Sizzling(Buchanans, Book 3)(26) by Susan Mallery
“I didn’t think you believed in second chances,” Evie said. “Or that people can change.”
REID FOUND HIMSELF more restless than he would have liked. It was his damn conversation with Lori and all the things she’d said to him. While most of her ranting had been crap, a few of her choice phrases had hit home.
Admittedly it had been a poor showing of judgment to sleep with Sandy and Kristie during their interviews. But they’d both come on to him. They’d been eager, he hadn’t been busy, nobody was married, so what was the problem? It wasn’t as if they’d been bad choices to look after his grandmother.
But no matter how he twisted the argument around and made himself out to be the good guy, the whole situation was a little…tacky.
He was, he conceded, officially, a shitty member of the human race.
He went downstairs to the one person guaranteed to add to his guilt—his grandmother. He found Gloria admiring a modest diamond ring on Sandy’s left hand.
“Hi,” he said as he walked into the room. “What’s up?”
“I’m engaged,” Sandy said as she turned toward him and beamed. “Remember that guy I told you I was seeing? He proposed. This morning. It was so romantic.”
“Congratulations,” he said.
“Have you started planning the wedding?” his grandmother asked.
“Not technically,” Sandy said with a grin. “But in my mind? Sure. Now I just have to convince Steve that running off to Las Vegas is romantic. There’s a little chapel there that is so pretty. We could stay at the Bellagio. I’ve always wanted to stay at a fancy hotel like that.”
“Then that’s what you should do,” Gloria told her as she patted Sandy’s hand. “A girl only gets married once. Or twice.”
Sandy laughed. “Good point.”
“Obviously this happy news could change your desire to stay here. While I would really like you to continue through my convalescence, I’ll understand if that doesn’t work out.”
Sandy shook her head. “Are you kidding? I love my job. Of course I’m staying. I love the hours and the pay is going to mean I can afford the Bellagio.”
Sandy laughed and Gloria joined in. Reid stared at them, not sure what was going on. His grandmother would never approve of getting married in Las Vegas and she hated people who left before the job was done. He thought about all the science fiction movies he secretly watched and wondered if the old broad had been taken over by a pod or some kind of parasite.
Sandy chatted a little more about how wonderful Steve was, then excused herself. When Reid was alone with his grandmother, he moved close and stared at her.
“Did they change your meds?” he asked bluntly. “Are you stoned?”
A little of the woman he knew returned as she narrowed her gaze. “Nothing has changed about my routine. I’m completely fine and healing very well.”
Uh-huh. “You were nice. That doesn’t happen very often.” Or ever.
“You’re hardly around enough to know what I do.” Gloria dropped her gaze to the blankets on her bed and began smoothing them. “I’ve decided to make some changes in my life.”
He had no idea what to say to that. “Changes like…?”
“I’m going to be more pleasant. Easier to get along with. Less critical. It would be nice if you noticed.”
He’d been hit by a lot of baseballs in his career, but only two had nailed him in the head. This felt a lot like that.
“Nice, as in nice?” he asked.
She returned her attention to him. “Perhaps you could pretend the concept isn’t completely foreign. Speaking of changing, it’s something you need to take on, as well. Your current circumstances are inexcusable. You’ve brought shame to the family name and humiliated yourself. Honestly, Reid, what were you thinking, not giving your best while sleeping with a reporter? I would think, given all your experience, you would know what you were doing.”
Until that moment, he’d never understood the idea of wanting the earth to open up and swallow him whole. But he did now.
His own grandmother was scolding him for not being better in bed? Did it get any worse than that?
“I’m not having this conversation with you,” he said firmly.

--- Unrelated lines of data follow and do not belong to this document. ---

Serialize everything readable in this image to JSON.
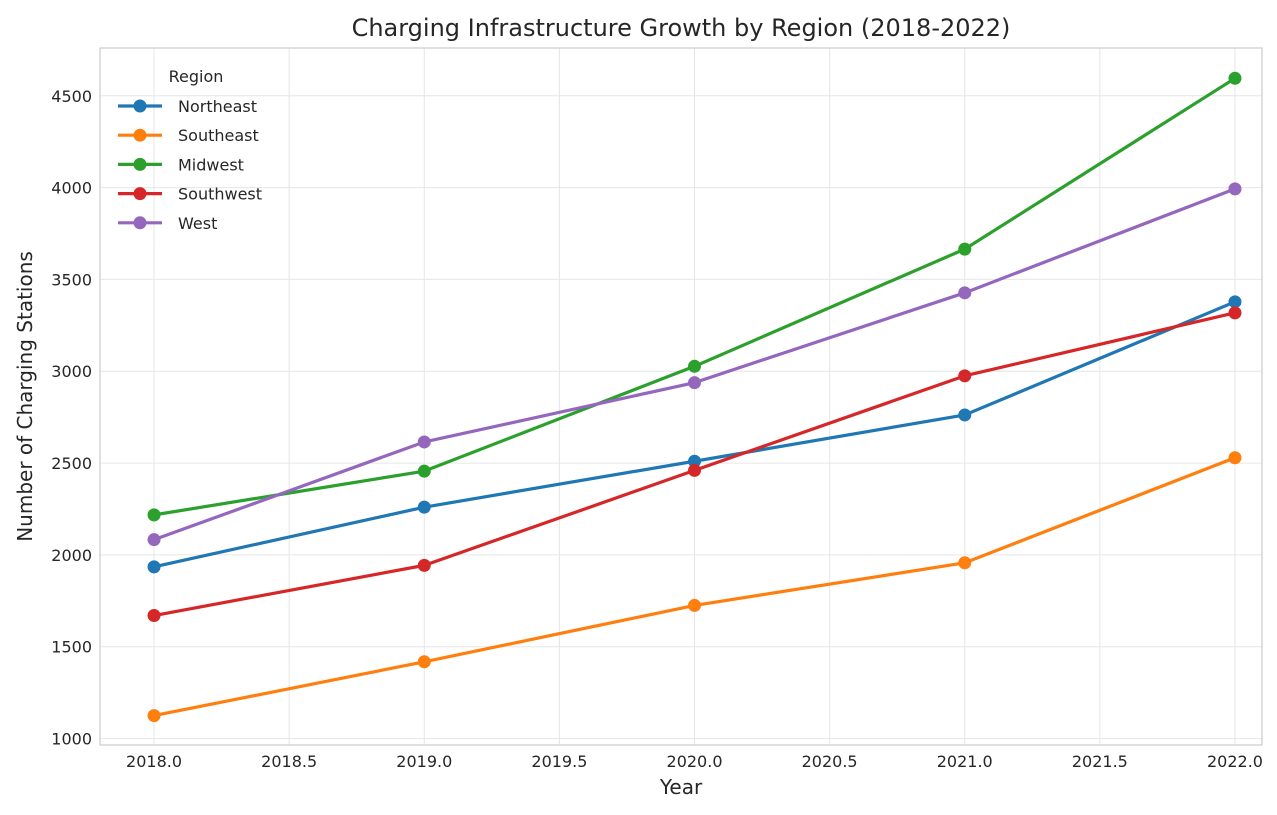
{
  "chart_data": {
    "type": "line",
    "title": "Charging Infrastructure Growth by Region (2018-2022)",
    "xlabel": "Year",
    "ylabel": "Number of Charging Stations",
    "xlim": [
      2017.8,
      2022.1
    ],
    "ylim": [
      965,
      4760
    ],
    "x_ticks": [
      2018.0,
      2018.5,
      2019.0,
      2019.5,
      2020.0,
      2020.5,
      2021.0,
      2021.5,
      2022.0
    ],
    "x_tick_labels": [
      "2018.0",
      "2018.5",
      "2019.0",
      "2019.5",
      "2020.0",
      "2020.5",
      "2021.0",
      "2021.5",
      "2022.0"
    ],
    "y_ticks": [
      1000,
      1500,
      2000,
      2500,
      3000,
      3500,
      4000,
      4500
    ],
    "y_tick_labels": [
      "1000",
      "1500",
      "2000",
      "2500",
      "3000",
      "3500",
      "4000",
      "4500"
    ],
    "grid": true,
    "legend": {
      "title": "Region",
      "placement": "top-left"
    },
    "x": [
      2018,
      2019,
      2020,
      2021,
      2022
    ],
    "series": [
      {
        "name": "Northeast",
        "color": "#1f77b4",
        "values": [
          1935,
          2260,
          2510,
          2762,
          3378
        ]
      },
      {
        "name": "Southeast",
        "color": "#ff7f0e",
        "values": [
          1125,
          1418,
          1725,
          1957,
          2529
        ]
      },
      {
        "name": "Midwest",
        "color": "#2ca02c",
        "values": [
          2218,
          2456,
          3027,
          3665,
          4595
        ]
      },
      {
        "name": "Southwest",
        "color": "#d62728",
        "values": [
          1670,
          1943,
          2460,
          2975,
          3318
        ]
      },
      {
        "name": "West",
        "color": "#9467bd",
        "values": [
          2083,
          2615,
          2938,
          3427,
          3993
        ]
      }
    ]
  }
}
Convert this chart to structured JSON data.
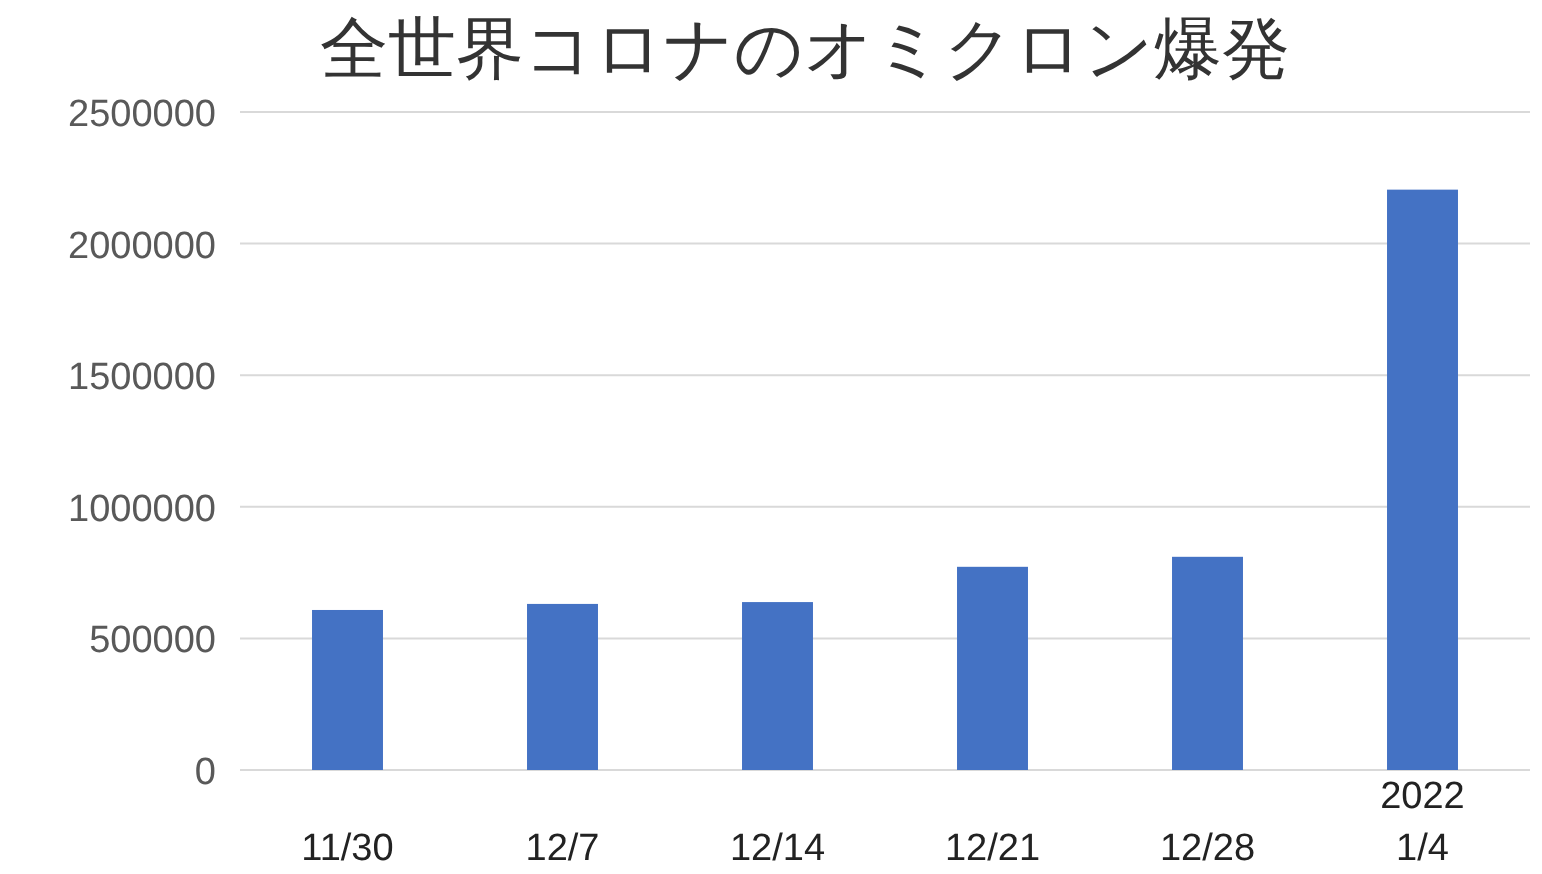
{
  "chart_data": {
    "type": "bar",
    "title": "全世界コロナのオミクロン爆発",
    "categories": [
      "11/30",
      "12/7",
      "12/14",
      "12/21",
      "12/28",
      "2022\n1/4"
    ],
    "values": [
      608000,
      631000,
      638000,
      772000,
      810000,
      2205000
    ],
    "color": "#4472c4",
    "ylim": [
      0,
      2500000
    ],
    "yticks": [
      0,
      500000,
      1000000,
      1500000,
      2000000,
      2500000
    ],
    "grid": "y"
  }
}
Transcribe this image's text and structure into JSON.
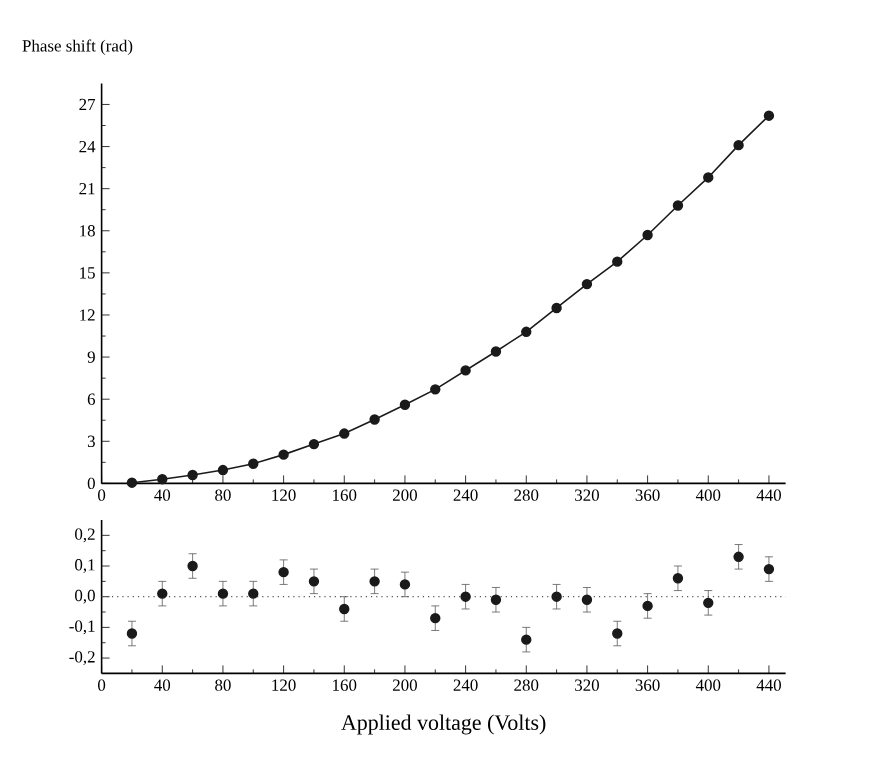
{
  "chart_data": [
    {
      "type": "line",
      "ylabel": "Phase shift (rad)",
      "x": [
        20,
        40,
        60,
        80,
        100,
        120,
        140,
        160,
        180,
        200,
        220,
        240,
        260,
        280,
        300,
        320,
        340,
        360,
        380,
        400,
        420,
        440
      ],
      "values": [
        0.05,
        0.3,
        0.6,
        0.95,
        1.4,
        2.05,
        2.8,
        3.55,
        4.55,
        5.6,
        6.7,
        8.05,
        9.4,
        10.8,
        12.5,
        14.2,
        15.8,
        17.7,
        19.8,
        21.8,
        24.1,
        26.2
      ],
      "color": "#1a1a1a",
      "marker": "circle",
      "line_style": "solid",
      "grid": false,
      "xlim": [
        0,
        451
      ],
      "ylim": [
        0,
        28.5
      ],
      "xticks": [
        0,
        40,
        80,
        120,
        160,
        200,
        240,
        280,
        320,
        360,
        400,
        440
      ],
      "yticks": [
        0,
        3,
        6,
        9,
        12,
        15,
        18,
        21,
        24,
        27
      ]
    },
    {
      "type": "scatter",
      "xlabel": "Applied voltage (Volts)",
      "x": [
        20,
        40,
        60,
        80,
        100,
        120,
        140,
        160,
        180,
        200,
        220,
        240,
        260,
        280,
        300,
        320,
        340,
        360,
        380,
        400,
        420,
        440
      ],
      "values": [
        -0.12,
        0.01,
        0.1,
        0.01,
        0.01,
        0.08,
        0.05,
        -0.04,
        0.05,
        0.04,
        -0.07,
        0.0,
        -0.01,
        -0.14,
        0.0,
        -0.01,
        -0.12,
        -0.03,
        0.06,
        -0.02,
        0.13,
        0.09
      ],
      "errors": [
        0.04,
        0.04,
        0.04,
        0.04,
        0.04,
        0.04,
        0.04,
        0.04,
        0.04,
        0.04,
        0.04,
        0.04,
        0.04,
        0.04,
        0.04,
        0.04,
        0.04,
        0.04,
        0.04,
        0.04,
        0.04,
        0.04
      ],
      "color": "#1a1a1a",
      "marker": "circle",
      "grid": false,
      "ref_lines": [
        {
          "axis": "y",
          "value": 0,
          "line_style": "dotted",
          "color": "#555555"
        }
      ],
      "xlim": [
        0,
        451
      ],
      "ylim": [
        -0.25,
        0.25
      ],
      "xticks": [
        0,
        40,
        80,
        120,
        160,
        200,
        240,
        280,
        320,
        360,
        400,
        440
      ],
      "yticks": [
        {
          "value": -0.2,
          "label": "-0,2"
        },
        {
          "value": -0.1,
          "label": "-0,1"
        },
        {
          "value": 0,
          "label": "0,0"
        },
        {
          "value": 0.1,
          "label": "0,1"
        },
        {
          "value": 0.2,
          "label": "0,2"
        }
      ]
    }
  ]
}
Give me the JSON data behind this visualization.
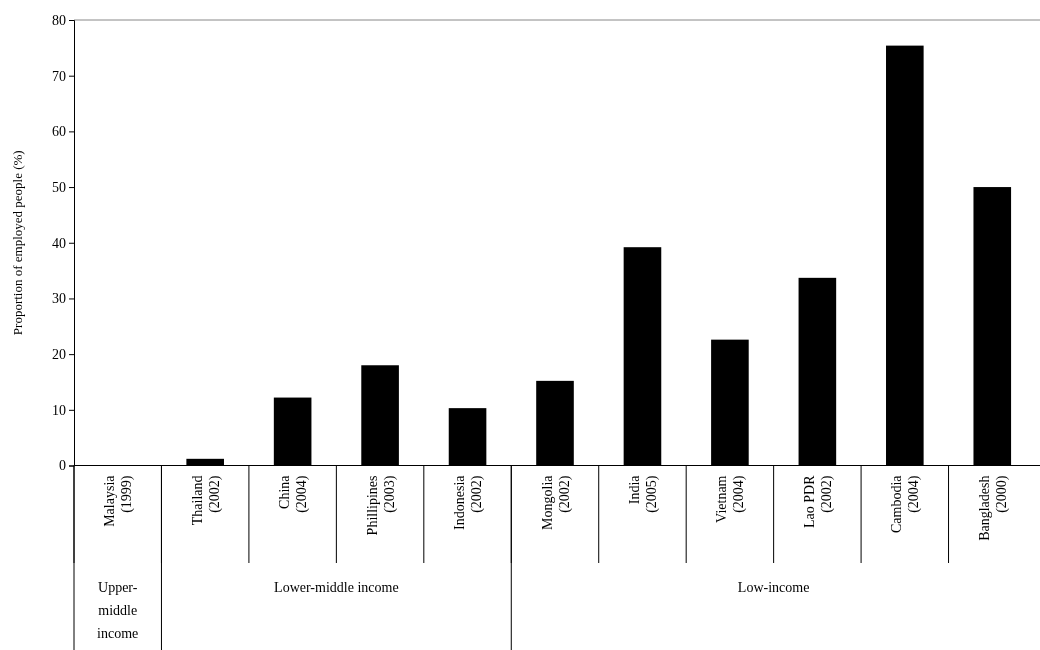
{
  "chart_data": {
    "type": "bar",
    "ylabel": "Proportion of employed people (%)",
    "categories": [
      "Malaysia (1999)",
      "Thailand (2002)",
      "China (2004)",
      "Phillipines (2003)",
      "Indonesia (2002)",
      "Mongolia (2002)",
      "India (2005)",
      "Vietnam (2004)",
      "Lao PDR (2002)",
      "Cambodia (2004)",
      "Bangladesh (2000)"
    ],
    "values": [
      0,
      1.2,
      12.2,
      18.0,
      10.3,
      15.2,
      39.2,
      22.6,
      33.7,
      75.4,
      50.0
    ],
    "color": "#000000",
    "ylim": [
      0,
      80
    ],
    "yticks": [
      0,
      10,
      20,
      30,
      40,
      50,
      60,
      70,
      80
    ],
    "annotations": [
      "Upper-middle income",
      "Lower-middle income",
      "Low-income"
    ]
  }
}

“And yet here we are. Talking.” Gloria drew in a breath. “I suspect all the accusations about disappointing children aren’t your fault. You have many flaws but being cruel isn’t one of them.”
“Don’t flatter me now,” he muttered. “I won’t know how to take it.”
“I don’t plan to flatter you. I plan to give you a few hard truths. How did the problem with the children happen?”
He pulled up a chair and sat next to her bed. “I don’t know. I stay out of that sort of thing. My manager, Seth, handles all of that kind of stuff, along with booking endorsements and appearances. My accountant, Zeke, takes care of the money. He writes checks when Seth tells him to. I don’t know the details of their day-to-day operation.”
“That’s your first mistake,” his grandmother told him. “It was one thing when you were busy playing baseball, but now you don’t have an excuse. What else do you have to do with your time?”
Ouch. “I work at the sports bar.”
“Based on how much time you’ve spent around here lately, I would say that job isn’t a big priority.” She sighed. “Reid, you’ve always had it easy. You’re smart, handsome and your fastball was just as powerful in the ninth inning as in the first.”